If wildlife crime has long been in the spotlight, timber trafficking is emerging as an equally urgent concern. Uganda’s forest cover has declined dramatically, from 24% in 1990 to roughly 13% in 2025, driven in part by illegal logging. Estimates suggest that up to 80% of timber trade in the country may be linked to illegal practices, costing millions of dollars in lost revenue and undermining environmental stability.

For Alfred Okot Okidi, the Permanent Secretary of the Ministry of Water and Environment, the laboratory’s expansion into timber forensics marks a turning point.  “Science-based enforcement is a game-changer in protecting our natural resources,” he said at the launch. “The Ministry is committed to working closely with partners to ensure sustainable forest management and to stop illegal logging at its source.”

The science behind this shift is precise. Through DNA barcoding and species identification techniques, analysts can distinguish between protected and non-protected tree species, even when the wood has been processed. This allows authorities to verify claims, trace origins, and build cases that extend beyond the point of seizure. In a trade where misdeclaration and concealment are common, that capability is critical.

 Back to the bench

For Her Worship Gladys Kamasanyu, all of this technology, partnerships, global frameworks, ultimately converges in one place: her courtroom. “I took a judicial oath,” she told KFM in 2023. “So, I have to do justice.”

Chief Magistrate Gladys Kamasanyu listens to speeches on April 29 during the official inauguration of Uganda’s Wildlife and Timber Forensics Laboratory at the Uganda Wildlife Education Centre in Entebbe. COURTESY PHOTO/UGANDA WILDLIFE AUTHORITY.

It is a simple statement, but it carries the weight of the complexities she navigates daily. Corruption, she noted, continues to drive illegal wildlife trade. Poverty pulls more people into it. And the networks behind it remain adaptive, often staying just out of reach.  “They take decisions very fast,” she said of the traffickers. “As we are still debating… they’ve taken it and they’ve gone away.”

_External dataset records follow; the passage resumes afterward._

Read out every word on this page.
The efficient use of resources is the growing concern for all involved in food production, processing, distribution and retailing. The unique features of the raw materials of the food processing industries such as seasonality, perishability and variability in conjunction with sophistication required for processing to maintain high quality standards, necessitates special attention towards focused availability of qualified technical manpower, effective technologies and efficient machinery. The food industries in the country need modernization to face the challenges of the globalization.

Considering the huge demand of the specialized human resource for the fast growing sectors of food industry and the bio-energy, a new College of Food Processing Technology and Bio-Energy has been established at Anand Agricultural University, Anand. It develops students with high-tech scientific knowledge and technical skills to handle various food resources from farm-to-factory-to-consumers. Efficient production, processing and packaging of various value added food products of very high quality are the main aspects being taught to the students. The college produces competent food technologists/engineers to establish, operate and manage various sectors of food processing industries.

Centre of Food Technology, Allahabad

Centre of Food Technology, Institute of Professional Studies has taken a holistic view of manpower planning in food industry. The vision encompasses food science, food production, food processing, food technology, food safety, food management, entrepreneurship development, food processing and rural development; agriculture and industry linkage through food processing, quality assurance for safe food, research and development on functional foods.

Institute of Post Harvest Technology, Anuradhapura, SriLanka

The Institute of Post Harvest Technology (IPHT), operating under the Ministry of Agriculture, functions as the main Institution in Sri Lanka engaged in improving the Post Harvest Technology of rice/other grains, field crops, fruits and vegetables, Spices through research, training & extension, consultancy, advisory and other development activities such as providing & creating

But if the system has been slow to catch up, the laboratory offers a way to accelerate. By strengthening the chain of custody; from crime scene to courtroom, it allows cases to be built with greater precision. It opens the possibility of tracing connections, identifying patterns, and, perhaps, moving beyond the “small fish” toward those higher up the chain—the so-called kingpins.

A shift in tone

There is, in Kamasanyu’s reflections, a noticeable shift when she speaks about the laboratory. Not triumph, exactly, but something close to assurance. For a long time, her work has involved navigating uncertainty; balancing competing narratives, weighing incomplete evidence, and making decisions in the absence of definitive proof. Science will perhaps change that balance. It will not eliminate complexity but it will reduce ambiguity. And in a court where the victims cannot speak, that reduction matters.

Going forward, Uganda’s fight against wildlife and timber crime is far from over. The country remains a key node in global trafficking networks, and enforcement continues to face structural challenges; from corruption to resource constraints and the social drivers of crime; poverty, inequality, demand, which persist.

But the opening of the forensics laboratory in Entebbe signals a shift in approach. From reactive to proactive; from suspicion to verification and, from fragmented efforts to coordinated, evidence-based action.

For the partners involved, UNODC, the European Union, UWA, it represents years of investment and collaboration. For Kamasanyu, it represents something more immediate;  a tool, a way to do her job better and a way to ensure that when she speaks for the voiceless, she does so with evidence that cannot easily be dismissed.

As the ceremony in Entebbe drew to a close and the guests began to leave, the laboratory stood ready; its high-tech equipment calibrated, its mandate expanded. Kamasanyu hopes that soon enough, its work will begin to flow into case files, into courtrooms, and into judgments. And somewhere in Kampala’s Makindye Division, on the bench of a specialised court, Kamasanyu will begin to see the difference; not in speeches or statistics, but in something far more decisive: evidence.